W. Charles Huskins, MD, MSc, FSHEA, FIDSA, FPIDS
Dr. Huskins is a Professor of Pediatrics in Mayo Clinic College of Medicine, the Chair of Pediatric Infectious Diseases in the Department of Pediatric and Adolescent Medicine at Mayo Clinic, and the Healthcare Epidemiologist and Vice Chair of Quality for the Mayo Clinic Children’s Center.
He is the IDWeek 2015 SHEA Co-Chair. His other SHEA activities include serving as the Scientific Chair of the 2011 SHEA annual meeting and a member of the SHEA Annual Meeting planning committee from 2008-11, a member of the SHEA Education Committee since 2012, and the SHEA liaison to the CDC’s Emerging Infections Program Healthcare Associated Infections/Community Interface Steering Group. Dr. Huskins is also a member of the CDC’s Healthcare Infection Control Practices Advisory Committee (HICPAC).
Dr. Huskins brings his healthcare epidemiology expertise to quality improvement efforts both in his role in quality leadership at Mayo Clinic and at the Children’s Hospital Association (CHA). He is currently serving as a member of the CHA Board of Trustee’s Clinical Quality Improvement Subcommittee and as a leader on several of CHA’s improvement collaboratives (CLABSI, sepsis).
Dr. Huskins has used his epidemiologic training and expertise to play an integral role in the Mayo Center for Clinical and Translational Science initially as a leader of the post-doctoral education and mentor training programs and now as a leader of child health research efforts. He has worked with child health research leaders at other centers with NIH Clinical and Translational Science Awards to advance child health research nationally.

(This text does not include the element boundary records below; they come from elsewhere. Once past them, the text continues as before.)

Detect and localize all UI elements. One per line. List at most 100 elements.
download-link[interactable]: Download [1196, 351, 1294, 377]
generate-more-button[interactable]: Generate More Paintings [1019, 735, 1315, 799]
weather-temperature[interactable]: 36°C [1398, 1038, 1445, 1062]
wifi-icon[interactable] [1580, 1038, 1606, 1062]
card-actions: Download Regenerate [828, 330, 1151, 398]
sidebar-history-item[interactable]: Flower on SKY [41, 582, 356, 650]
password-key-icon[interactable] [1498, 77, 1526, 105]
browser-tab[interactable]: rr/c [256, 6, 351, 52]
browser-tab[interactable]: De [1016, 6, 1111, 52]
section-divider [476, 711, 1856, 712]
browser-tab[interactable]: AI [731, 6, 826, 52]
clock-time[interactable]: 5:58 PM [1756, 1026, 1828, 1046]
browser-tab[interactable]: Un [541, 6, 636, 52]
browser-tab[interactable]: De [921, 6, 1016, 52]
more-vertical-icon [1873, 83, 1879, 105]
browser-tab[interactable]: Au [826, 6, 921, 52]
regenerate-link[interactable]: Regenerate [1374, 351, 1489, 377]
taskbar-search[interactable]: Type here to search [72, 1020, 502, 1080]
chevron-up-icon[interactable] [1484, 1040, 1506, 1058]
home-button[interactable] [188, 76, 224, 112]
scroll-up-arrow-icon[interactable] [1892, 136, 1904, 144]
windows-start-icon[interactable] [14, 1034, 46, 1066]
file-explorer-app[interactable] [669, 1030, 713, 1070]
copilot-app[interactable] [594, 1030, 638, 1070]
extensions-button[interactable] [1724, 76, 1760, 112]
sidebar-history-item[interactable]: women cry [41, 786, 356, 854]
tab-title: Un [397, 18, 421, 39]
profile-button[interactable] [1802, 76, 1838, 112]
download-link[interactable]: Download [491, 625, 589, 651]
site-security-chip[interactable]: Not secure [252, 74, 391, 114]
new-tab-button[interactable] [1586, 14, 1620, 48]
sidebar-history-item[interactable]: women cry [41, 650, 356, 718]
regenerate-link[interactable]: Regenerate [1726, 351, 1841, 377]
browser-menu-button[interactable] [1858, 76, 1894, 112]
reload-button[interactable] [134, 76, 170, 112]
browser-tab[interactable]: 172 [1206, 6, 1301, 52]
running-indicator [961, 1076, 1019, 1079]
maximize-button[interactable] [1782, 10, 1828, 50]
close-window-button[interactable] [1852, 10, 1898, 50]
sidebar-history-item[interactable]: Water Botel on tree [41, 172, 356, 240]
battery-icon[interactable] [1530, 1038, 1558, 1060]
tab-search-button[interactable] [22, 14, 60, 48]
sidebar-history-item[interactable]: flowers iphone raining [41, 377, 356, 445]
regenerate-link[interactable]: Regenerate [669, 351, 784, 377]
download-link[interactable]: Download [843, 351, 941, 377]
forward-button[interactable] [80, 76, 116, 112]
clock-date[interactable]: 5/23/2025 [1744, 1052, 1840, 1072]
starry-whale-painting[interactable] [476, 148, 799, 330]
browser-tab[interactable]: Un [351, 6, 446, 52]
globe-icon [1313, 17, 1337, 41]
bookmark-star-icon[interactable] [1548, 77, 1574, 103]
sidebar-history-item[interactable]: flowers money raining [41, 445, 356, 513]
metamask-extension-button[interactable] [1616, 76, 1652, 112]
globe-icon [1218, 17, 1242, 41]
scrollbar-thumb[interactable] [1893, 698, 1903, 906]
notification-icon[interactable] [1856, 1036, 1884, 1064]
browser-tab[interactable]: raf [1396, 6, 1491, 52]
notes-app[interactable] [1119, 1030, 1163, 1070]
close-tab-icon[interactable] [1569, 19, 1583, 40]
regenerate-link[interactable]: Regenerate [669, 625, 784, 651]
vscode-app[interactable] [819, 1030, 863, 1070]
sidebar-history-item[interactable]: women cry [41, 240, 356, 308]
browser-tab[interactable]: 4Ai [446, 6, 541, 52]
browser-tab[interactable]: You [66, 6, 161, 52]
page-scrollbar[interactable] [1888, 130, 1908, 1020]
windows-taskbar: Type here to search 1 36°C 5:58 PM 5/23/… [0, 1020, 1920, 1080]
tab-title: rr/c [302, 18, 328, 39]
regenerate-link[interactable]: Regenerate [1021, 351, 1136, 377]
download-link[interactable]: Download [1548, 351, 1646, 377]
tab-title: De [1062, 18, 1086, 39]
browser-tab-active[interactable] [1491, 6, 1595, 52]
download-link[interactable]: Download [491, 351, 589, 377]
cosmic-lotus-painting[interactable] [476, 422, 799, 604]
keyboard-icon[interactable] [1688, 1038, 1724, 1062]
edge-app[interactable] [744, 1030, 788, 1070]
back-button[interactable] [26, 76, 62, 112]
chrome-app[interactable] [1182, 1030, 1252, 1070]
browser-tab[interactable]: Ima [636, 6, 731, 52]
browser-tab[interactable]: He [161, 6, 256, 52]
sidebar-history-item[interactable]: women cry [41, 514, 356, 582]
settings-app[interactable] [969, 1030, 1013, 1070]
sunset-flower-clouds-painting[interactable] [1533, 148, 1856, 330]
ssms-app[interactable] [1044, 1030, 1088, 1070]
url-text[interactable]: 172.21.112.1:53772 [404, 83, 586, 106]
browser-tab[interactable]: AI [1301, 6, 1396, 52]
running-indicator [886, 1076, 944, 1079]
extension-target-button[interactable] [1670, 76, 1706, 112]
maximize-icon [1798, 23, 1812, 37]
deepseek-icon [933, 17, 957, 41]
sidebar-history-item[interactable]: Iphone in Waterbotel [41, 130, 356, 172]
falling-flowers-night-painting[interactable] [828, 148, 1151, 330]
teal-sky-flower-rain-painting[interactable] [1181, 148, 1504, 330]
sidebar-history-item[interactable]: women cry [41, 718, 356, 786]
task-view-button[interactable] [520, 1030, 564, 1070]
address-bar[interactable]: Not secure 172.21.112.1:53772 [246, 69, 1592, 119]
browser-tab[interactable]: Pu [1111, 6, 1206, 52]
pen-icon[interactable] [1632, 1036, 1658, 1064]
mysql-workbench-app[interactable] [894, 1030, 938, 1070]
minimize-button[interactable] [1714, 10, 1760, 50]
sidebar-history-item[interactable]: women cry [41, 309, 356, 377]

Dr. Huskins’ research interests include the prevention of CLABSI, performance characteristics of markers of sepsis and optimizing empiric antibiotic therapy in critically ill children, preventing spread of influenza in schools through behavioral and environmental interventions, and clinical/translational research study design, methodology, implementation, and evaluation, and infection control in resource-limited settings. He is currently leading a multicenter clinical trial of short-course therapy for community acquired pneumonia in children being conducted through the Antimicrobial Research Leadership Group with support from the National Institute of Allergy and Infectious Diseases. The study is using a novel study design for antimicrobial stewardship research. He was also the lead investigator of the NIAID-supported Strategies to Reduce Transmission of Antimicrobial Resistant Bacteria in Intensive Care Units (STAR-ICU) study, a multicenter clinical trial of interventions to prevent spread of methicillin-resistant Staph. aureus and vancomycin-resistant enterococcus.